Xiao Yunjing entregó las cartas que el Hermano Mayor Xiao y el Segundo Hermano Xiao habían escrito a la Sra.
Yang y la Sra.
Wang.
Después, se apresuró montaña arriba, volando hacia las profundidades de la Montaña del Dragón Azur.
En el valle, los miembros de la Secta Secreta ya habían terminado de renovar la finca en la cueva.
Cuando Xiao Yunjing llegó, estaban cavando un túnel.
—Maestro —Yun No.
1, al ver llegar a su Maestro, llamó a los ocupados miembros de la Secta Secreta para que presentaran sus respetos.
—No es necesario —los detuvo Xiao Yunjing—.
Deja que continúen trabajando.
¿Cuánto del túnel se ha cavado?
—Informando al Maestro, la mitad está completa.
Se está cavando muy rápido; es solo que transportar la arena y las piedras del interior es un poco lento.
—¿Tan rápido?
—Xiao Yunjing estaba sorprendido.
Inicialmente había estimado que tomaría un año—.
¿A esta velocidad?
Solo han pasado dos meses.
—¡Sí, Maestro!
¿No sabía que la Señora trajo píldoras medicinales?
—dijo Yun No.
1 emocionado—.
Después de que todos las tomaran, su energía interna aumentó enormemente, así que están tratando la excavación del túnel como práctica de cultivo.
Trabajaban día y noche.
Con su energía interna mejorada, este pequeño trabajo era pan comido.

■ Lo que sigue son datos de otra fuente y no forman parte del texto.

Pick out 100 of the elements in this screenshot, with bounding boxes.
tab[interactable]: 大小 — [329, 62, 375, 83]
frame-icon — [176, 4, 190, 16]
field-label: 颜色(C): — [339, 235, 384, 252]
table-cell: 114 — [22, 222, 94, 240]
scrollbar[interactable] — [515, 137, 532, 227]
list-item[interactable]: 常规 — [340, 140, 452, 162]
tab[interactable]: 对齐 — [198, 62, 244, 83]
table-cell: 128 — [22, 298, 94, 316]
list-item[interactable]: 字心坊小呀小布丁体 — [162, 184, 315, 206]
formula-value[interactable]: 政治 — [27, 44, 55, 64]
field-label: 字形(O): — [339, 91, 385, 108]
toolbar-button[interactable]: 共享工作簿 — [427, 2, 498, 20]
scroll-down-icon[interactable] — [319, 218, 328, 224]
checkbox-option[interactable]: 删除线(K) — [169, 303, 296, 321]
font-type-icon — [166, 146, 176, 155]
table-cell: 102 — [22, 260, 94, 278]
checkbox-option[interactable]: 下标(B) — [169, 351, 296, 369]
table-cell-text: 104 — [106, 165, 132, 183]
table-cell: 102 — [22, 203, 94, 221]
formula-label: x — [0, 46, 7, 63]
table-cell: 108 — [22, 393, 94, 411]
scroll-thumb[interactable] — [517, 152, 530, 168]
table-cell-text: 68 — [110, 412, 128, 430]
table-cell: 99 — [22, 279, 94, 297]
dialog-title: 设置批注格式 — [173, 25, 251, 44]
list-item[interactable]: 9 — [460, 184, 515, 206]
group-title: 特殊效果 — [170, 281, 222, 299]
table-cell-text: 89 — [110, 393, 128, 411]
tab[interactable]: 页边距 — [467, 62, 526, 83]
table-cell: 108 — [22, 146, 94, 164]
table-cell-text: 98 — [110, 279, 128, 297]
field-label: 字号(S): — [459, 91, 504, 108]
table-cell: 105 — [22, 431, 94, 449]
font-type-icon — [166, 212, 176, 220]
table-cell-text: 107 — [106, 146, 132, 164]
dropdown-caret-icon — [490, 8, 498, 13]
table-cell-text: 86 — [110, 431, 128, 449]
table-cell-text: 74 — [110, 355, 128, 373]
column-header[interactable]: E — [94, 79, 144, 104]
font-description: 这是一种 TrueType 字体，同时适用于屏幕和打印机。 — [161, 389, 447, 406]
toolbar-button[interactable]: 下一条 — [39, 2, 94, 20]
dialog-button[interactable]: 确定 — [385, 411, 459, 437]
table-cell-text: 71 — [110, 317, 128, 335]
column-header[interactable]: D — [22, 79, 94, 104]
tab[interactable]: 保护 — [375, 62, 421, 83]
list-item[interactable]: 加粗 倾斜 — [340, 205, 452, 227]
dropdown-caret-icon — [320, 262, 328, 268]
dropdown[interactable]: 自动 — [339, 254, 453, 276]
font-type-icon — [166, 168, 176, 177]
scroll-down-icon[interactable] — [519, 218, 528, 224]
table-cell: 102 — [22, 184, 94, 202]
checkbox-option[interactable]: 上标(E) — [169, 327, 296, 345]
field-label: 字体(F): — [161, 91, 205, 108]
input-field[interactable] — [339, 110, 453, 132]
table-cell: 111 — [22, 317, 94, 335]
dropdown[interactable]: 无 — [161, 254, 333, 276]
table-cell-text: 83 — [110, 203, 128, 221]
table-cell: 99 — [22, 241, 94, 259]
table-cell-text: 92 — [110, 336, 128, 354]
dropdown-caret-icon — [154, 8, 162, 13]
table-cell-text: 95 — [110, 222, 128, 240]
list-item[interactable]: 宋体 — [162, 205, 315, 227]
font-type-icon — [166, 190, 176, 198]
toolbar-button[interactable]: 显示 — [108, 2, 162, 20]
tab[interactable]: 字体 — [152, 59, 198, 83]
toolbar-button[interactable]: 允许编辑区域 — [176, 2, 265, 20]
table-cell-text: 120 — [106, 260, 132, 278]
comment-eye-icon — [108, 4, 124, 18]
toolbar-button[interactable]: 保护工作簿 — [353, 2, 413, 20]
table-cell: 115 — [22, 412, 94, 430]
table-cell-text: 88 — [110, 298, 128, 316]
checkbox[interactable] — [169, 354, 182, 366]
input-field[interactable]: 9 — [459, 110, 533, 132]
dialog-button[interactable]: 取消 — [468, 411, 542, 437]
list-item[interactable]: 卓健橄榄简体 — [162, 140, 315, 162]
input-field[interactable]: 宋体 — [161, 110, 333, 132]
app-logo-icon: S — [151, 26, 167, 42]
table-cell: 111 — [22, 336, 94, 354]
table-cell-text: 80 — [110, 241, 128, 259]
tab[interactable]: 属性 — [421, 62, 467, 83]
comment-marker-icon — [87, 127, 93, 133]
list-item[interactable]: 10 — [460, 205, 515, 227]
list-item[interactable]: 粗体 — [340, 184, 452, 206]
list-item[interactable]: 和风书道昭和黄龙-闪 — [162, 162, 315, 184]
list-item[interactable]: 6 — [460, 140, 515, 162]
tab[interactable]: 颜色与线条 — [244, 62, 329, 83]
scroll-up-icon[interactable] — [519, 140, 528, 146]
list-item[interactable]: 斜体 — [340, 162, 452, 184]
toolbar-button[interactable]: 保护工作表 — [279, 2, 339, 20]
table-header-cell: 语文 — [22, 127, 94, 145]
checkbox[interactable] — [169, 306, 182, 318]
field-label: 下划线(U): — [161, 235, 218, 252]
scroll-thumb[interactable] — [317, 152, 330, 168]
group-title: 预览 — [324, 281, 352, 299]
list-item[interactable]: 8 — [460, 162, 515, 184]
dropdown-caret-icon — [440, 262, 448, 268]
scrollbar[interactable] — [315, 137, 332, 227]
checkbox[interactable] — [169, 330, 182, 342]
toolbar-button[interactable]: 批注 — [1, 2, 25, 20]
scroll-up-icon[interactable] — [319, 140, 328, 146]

El impulso que todos mostraban era tan intenso que incluso Yun No.
1 no podía evitar admirarlo.
Anteriormente, los miembros de la Secta Secreta eran como bueyes; solo se movían si los azotabas.
Ahora, ¿qué necesidad había de látigos?
Unas pocas píldoras medicinales, y tenías garantizado que girasen más rápido que una peonza.
Xiao Yunjing asintió.
«Así que Li’er no solo me las envió a mí; también se las envió a los miembros de la Secta Secreta.
Mi Li’er es verdaderamente mi querida considerada».
Después, entró para inspeccionar el progreso, declaró algunos de sus requisitos, y organizó las tareas subsiguientes antes de regresar al patio de la Familia Xiao.
Gu Qingli durmió hasta casi el mediodía.
Al despertar, inmediatamente bebió una taza de agua de manantial espiritual, y su cuerpo se sintió mucho mejor.
—¿Despierta?
Xiao Yunjing empujó la puerta y entró.
—Mm —Gu Qingli lo reconoció con un sonido, luego se vistió y salió de la cama.